В ее глазах он увидел ответ на вопрос.
– Нам не следует, – сказал он тихо.
– Это нас не остановит.
– Нет. – И все же Бастьян не мог не прикоснуться к ней. Не мог не позволить своим пальцам скользнуть по ее разгоряченной коже. – Остановит.
– Не остановит. А еще ты мне поможешь устроить засаду во время бала-маскарада.
– Не помогу.
Селина склонилась к его руке.
– Какой же ты лгун. – Она прижалась к нему всем телом, искра горела в ее взгляде. – И еще и трус, – прошептала она под его подбородком, отчего мурашки побежали у него по спине.
Прежде чем Бастьян успел снова возразить, Селина вытянулась на носочках и прижалась губами к его губам. Как только они соприкоснулись, она обмякла в его руках, растворяясь в нем. Он сдался, и весь мир вокруг них исчез. Когда она провела языком по его губам, Бастьян застонал, не в силах больше сдерживаться.
Это был не поцелуй во имя любопытства и не поцелуй во имя желания близости. Он был диким. Безрассудным. И Бастьян не мог поделать ничего другого, как ответить тем же. Он хотел этого с того самого вечера, когда они впервые встретились. Когда Селина схватила его за шейный платок. Когда уставилась на него, ожидая, что Себастьян Сен-Жермен испугается, – тогда-то она и украла его разбитое сердце.
Все в одно чудесное мгновение.
Бастьян поднял ее с пола, напрягся, когда ее ноги обняли его за талию. Он распахнул двойные двери и вошел с Селиной на руках, и они внезапно очутились в полнейшей тьме. Едва понимая, что где находится, он подошел к большой кровати дяди. Его охватил задор, горячий и быстрый. Дядя Нико, без сомнений, взбесится, узнав о таком неуважительном поведении.
Но оно того стоит.
Они рухнули на прохладные простыни. Бастьян шептал на испанском, покрывая шею Селины поцелуями, обещаниями, которые ни один смертный мужчина не может сдержать, и клятвами, как глупый поэт. Его пальцы вытащили шпильки из ее черных, как ночь, прядей, собранных в корону, те упали, и волосы рассыпались вокруг, как накидка из тьмы. Она сорвала пуговицы на его рубашке, и Бастьян улыбнулся, слыша, как рвется ткань, понимая, как оголяются его плечи.
– Мне нравилась эта рубашка, – проворчал он в ее ухо.
– Тогда прочти молитву за ее бессмертную душу.
Бастьян рассмеялся. Каждое прикосновение к ее коже, каждое движение рук сводило его с ума, заставляя желать ее еще больше.

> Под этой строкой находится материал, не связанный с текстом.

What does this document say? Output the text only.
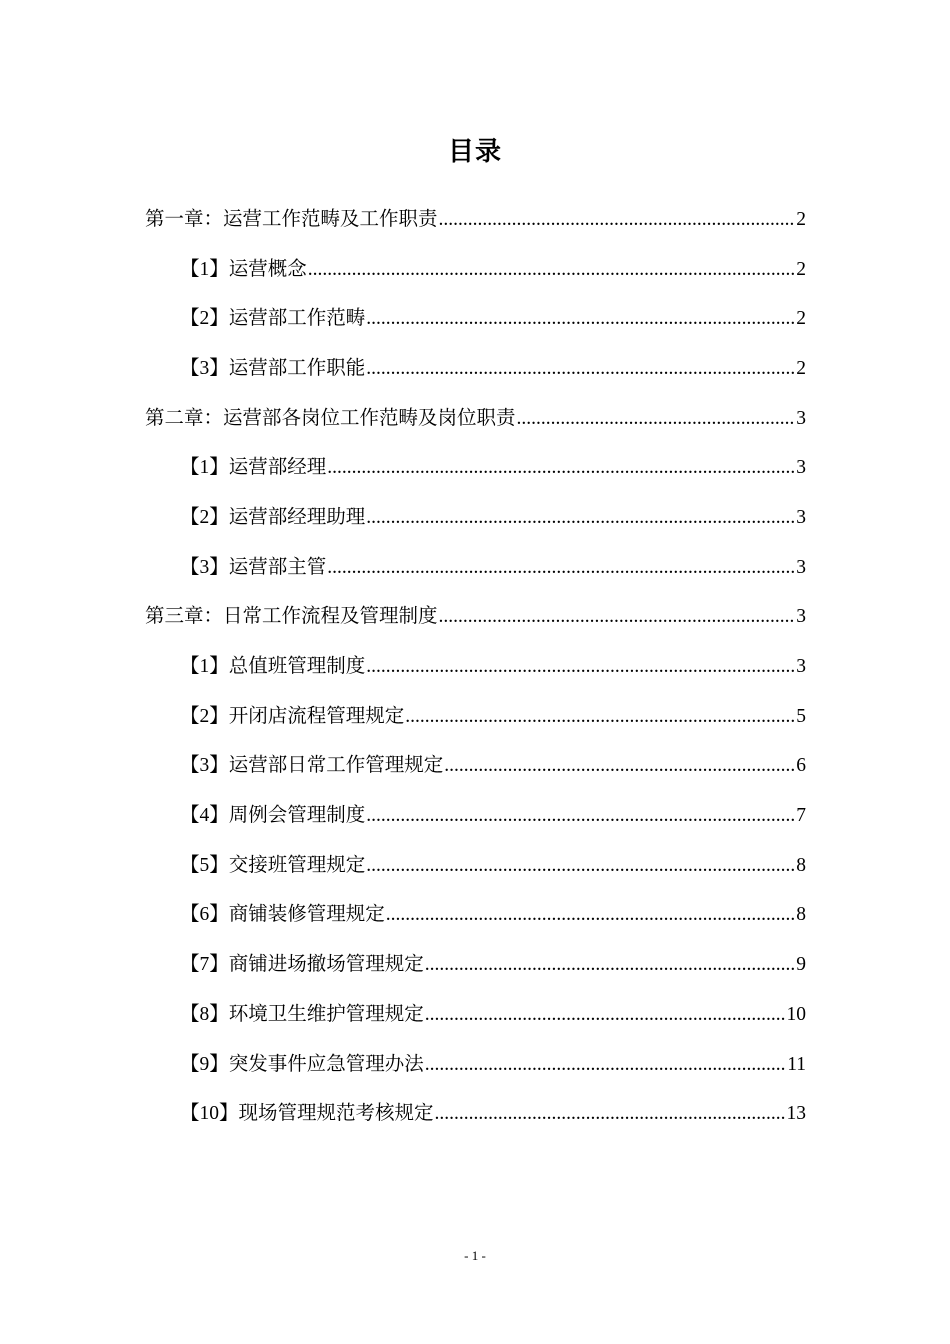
目录
第一章：运营工作范畴及工作职责 .....	2
【1】运营概念 .....	2
【2】运营部工作范畴 .....	2
【3】运营部工作职能 .....	2
第二章：运营部各岗位工作范畴及岗位职责 .....	3
【1】运营部经理 .....	3
【2】运营部经理助理 .....	3
【3】运营部主管 .....	3
第三章：日常工作流程及管理制度 .....	3
【1】总值班管理制度 .....	3
【2】开闭店流程管理规定 .....	5
【3】运营部日常工作管理规定 .....	6
【4】周例会管理制度 .....	7
【5】交接班管理规定 .....	8
【6】商铺装修管理规定 .....	8
【7】商铺进场撤场管理规定 .....	9
【8】环境卫生维护管理规定 .....	10
【9】突发事件应急管理办法 .....	11
【10】现场管理规范考核规定 .....	13
- 1 -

Глубоко в подсознании Бастьян пытался понять, что это будет означать. Он мало чем рисковал, затащив Селину в кровать. Она же рисковала всем. Своей репутацией, своим будущим, возможно, даже своим благополучием. Об этом часто упоминала Одетта. О том, что это несправедливо.
Он подумал о том, чтобы остановиться, хотя ее юбка и была у него в руках.
– Селина…
– Бастьян… – Она выгнула спину, потянувшись к нему, ее ногти пробежали по его рукам, ощущение затмевало все перед его глазами. Он схватил ее за ноги под коленями, она изумленно ахнула.
Нет, он должен остановиться. Знает, что должен.
– Все в порядке?
– Да.
Его руки скользнули выше.
– А так? – Кровь стучала в его груди.
– Да.
Его большие пальцы коснулись нежной кожи у нее между ног.
– А… так?
– Бастьян, – Селина откинула назад голову, все ее тело дрожало, – пожалуйста, я… что?